Three federal agencies released a joint report Tuesday calling on companies to brace themselves against dangers presented by AI-generated media, particularly deepfakes, that increasingly threaten to undermine trust in and authenticity of various forms of digital media.
The FBI, National Security Agency, and Cybersecurity and Infrastructure Security Agency released the 18-page information sheet, which overviews how deepfakes can impact organizations, the emerging trends in these threats, and extensive recommendations for resisting deepfakes.
“Deepfakes are a particularly concerning type of synthetic media that utilizes artificial intelligence/machine learning (AI/ML) to create believable and highly realistic media,” reads the information sheet. Abusive techniques that leverage this tech “threaten an organization’s brand, impersonate leaders and financial officers,” and can “enable access to an organization’s networks, communications and sensitive information.”
The information sheet forecasted that “phishing using deepfakes” (impersonation schemes that involve synthetic video and or audio) will eventually become “an even harder challenge than it is today,” and the agencies advised companies to “proactively prepare to identify and counter it.”
Deepfakes get their name from deep learning, which is a class of machine learning algorithms that uses multiple layers of neural networks to extract progressively higher-level features from data.
For example, in a deep learning algorithm trained to recognize language, one layer might parse basic parts of speech (verbs, nouns, adjectives, etc.) while the next layer might parse basic sentence structures. Progressively deeper layers might parse more complex linguistic features and context, like idioms or sentiments.
Just as large language models have recently begun to display mastery of high-order features of language — for example, how to follow written instructions — models designed to generate photos have also gained in their capabilities, with OpenAI’s DALL•E and Stability AI’s Stable Diffusion the most popular examples. Video and audio generation has also gained, according to Rijul Gupta, CEO and co-founder of AI communications company DeepMedia.
“Deepfakes have gotten more sophisticated — not to mention easier to create — over the years,” Gupta said. “Today, a hacker can manipulate a person’s voice using just seconds of audio.”
The FBI, NSA and CISA highlighted two examples in their joint report of unknown malicious actors deploying deepfakes in May as part of a phishing campaign. In one case, a product line manager was contacted over WhatsApp and invited to a call with a sender claiming to be the CEO of the same company.
“The voice sounded like the CEO and the image and background used likely matched an existing image from several years before and the home background belonging to the CEO,” the agencies reported.
A similar scheme also involved a CEO impersonator conducting video calls with an employee over both WhatsApp and Microsoft Teams, then switching to text because the connection was poor. In this case, the employee caught on and terminated communication. The agencies said the same, unnamed executive had been impersonated via text message on other occasions.
Although cybercriminals have deployed deepfakes to defraud organizations for financial gain, there are “limited indications of significant use of synthetic media techniques by malicious state-sponsored actors,” according to the agencies.
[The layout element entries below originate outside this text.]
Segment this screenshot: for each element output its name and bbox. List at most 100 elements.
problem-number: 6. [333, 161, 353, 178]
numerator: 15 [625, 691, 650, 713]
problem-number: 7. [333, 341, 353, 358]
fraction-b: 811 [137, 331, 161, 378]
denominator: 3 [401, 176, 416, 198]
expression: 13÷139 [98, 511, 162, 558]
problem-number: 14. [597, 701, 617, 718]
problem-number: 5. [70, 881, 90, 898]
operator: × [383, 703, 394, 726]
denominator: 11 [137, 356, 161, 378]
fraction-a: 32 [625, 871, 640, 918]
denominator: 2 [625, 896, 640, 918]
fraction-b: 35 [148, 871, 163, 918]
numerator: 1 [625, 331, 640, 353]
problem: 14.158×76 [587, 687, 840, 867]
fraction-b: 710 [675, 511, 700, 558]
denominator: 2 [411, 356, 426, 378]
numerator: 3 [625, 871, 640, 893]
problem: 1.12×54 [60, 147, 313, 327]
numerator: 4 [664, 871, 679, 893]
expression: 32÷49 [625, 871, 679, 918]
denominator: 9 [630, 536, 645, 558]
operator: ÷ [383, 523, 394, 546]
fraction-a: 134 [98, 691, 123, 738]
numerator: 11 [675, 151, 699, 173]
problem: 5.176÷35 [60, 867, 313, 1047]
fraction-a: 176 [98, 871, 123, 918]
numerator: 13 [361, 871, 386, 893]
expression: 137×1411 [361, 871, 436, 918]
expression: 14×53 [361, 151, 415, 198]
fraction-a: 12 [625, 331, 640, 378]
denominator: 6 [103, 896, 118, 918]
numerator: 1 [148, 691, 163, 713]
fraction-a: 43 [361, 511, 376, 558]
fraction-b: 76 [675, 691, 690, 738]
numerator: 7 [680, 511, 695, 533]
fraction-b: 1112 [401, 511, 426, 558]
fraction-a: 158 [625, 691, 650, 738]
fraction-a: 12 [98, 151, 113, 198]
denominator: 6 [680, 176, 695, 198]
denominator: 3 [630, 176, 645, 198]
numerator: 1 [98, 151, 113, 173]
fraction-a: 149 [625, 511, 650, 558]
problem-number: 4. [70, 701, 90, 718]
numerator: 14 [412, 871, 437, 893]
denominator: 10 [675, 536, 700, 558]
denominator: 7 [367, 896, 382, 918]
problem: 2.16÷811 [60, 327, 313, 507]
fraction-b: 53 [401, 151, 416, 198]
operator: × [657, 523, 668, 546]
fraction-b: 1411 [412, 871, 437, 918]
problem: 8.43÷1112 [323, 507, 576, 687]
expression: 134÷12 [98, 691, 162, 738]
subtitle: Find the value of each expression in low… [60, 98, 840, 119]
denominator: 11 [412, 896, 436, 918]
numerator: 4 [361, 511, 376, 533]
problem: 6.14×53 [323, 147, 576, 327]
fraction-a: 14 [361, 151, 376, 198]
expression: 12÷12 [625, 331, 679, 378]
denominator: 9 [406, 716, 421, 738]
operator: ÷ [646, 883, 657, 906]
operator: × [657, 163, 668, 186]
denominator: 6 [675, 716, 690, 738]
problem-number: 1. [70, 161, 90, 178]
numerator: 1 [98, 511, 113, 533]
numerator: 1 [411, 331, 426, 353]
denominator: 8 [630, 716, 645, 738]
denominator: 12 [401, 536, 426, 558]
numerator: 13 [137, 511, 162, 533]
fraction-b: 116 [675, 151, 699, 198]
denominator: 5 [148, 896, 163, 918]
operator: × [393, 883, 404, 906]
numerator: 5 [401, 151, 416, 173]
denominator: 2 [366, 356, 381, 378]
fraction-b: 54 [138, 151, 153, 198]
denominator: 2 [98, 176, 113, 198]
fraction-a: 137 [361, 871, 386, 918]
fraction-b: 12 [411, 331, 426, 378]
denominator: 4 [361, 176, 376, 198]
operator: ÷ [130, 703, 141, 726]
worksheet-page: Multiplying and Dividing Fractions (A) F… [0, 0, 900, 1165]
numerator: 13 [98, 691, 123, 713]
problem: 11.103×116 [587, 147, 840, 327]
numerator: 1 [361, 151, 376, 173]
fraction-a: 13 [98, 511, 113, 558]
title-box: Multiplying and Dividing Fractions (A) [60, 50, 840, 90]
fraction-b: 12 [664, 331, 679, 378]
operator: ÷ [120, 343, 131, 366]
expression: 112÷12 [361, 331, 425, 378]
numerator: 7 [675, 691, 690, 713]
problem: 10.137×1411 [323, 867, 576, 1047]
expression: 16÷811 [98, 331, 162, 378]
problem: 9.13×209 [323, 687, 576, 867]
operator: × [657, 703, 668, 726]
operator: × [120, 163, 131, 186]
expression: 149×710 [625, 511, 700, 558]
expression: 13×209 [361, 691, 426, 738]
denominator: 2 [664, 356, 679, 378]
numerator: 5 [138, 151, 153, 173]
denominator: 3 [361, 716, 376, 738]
However, “the increasing availability and efficiency of synthetic media techniques available to less capable malicious cyber actors indicate these types of techniques will likely increase in frequency and sophistication,” the agencies said.
Deepfakes that mimic a person’s voice and face have advanced for many of the same reasons that large language models have recently become so capable, according to the federal agencies’ information sheet — “advances in computational power” and technology such as deep learning have made it easier not just to create fake multimedia, “but also less expensive to mass produce,” the document said.
These advances offer defensive capabilities, as well, according to Yinglian Xie, CEO and co-founder of fraud prevention firm DataVisor, enabling companies to build models that recognize subtle but certain signs of deepfakes.
“By training these systems with real-world examples of deepfake attacks, their ability to recognize and counter such threats will improve significantly over time,” Xie said.
Beyond deploying deepfake detection technologies, the federal agencies that issued the Tuesday report had many additional recommendations for companies looking to protect themselves against deepfakes. These include recording and making copies of suspicious media, using reverse image searches, and examining content metadata.
The agencies also listed more advanced examinations that companies can conduct on suspicious media. These include physics-based examinations (borrowing from Hany Farid, a professor at UC Berkeley who specializes in detecting digitally manipulated images) and content-based examinations, which can be done with numerous free and open source tools, many of which are cataloged by the Antispoofing Wiki project.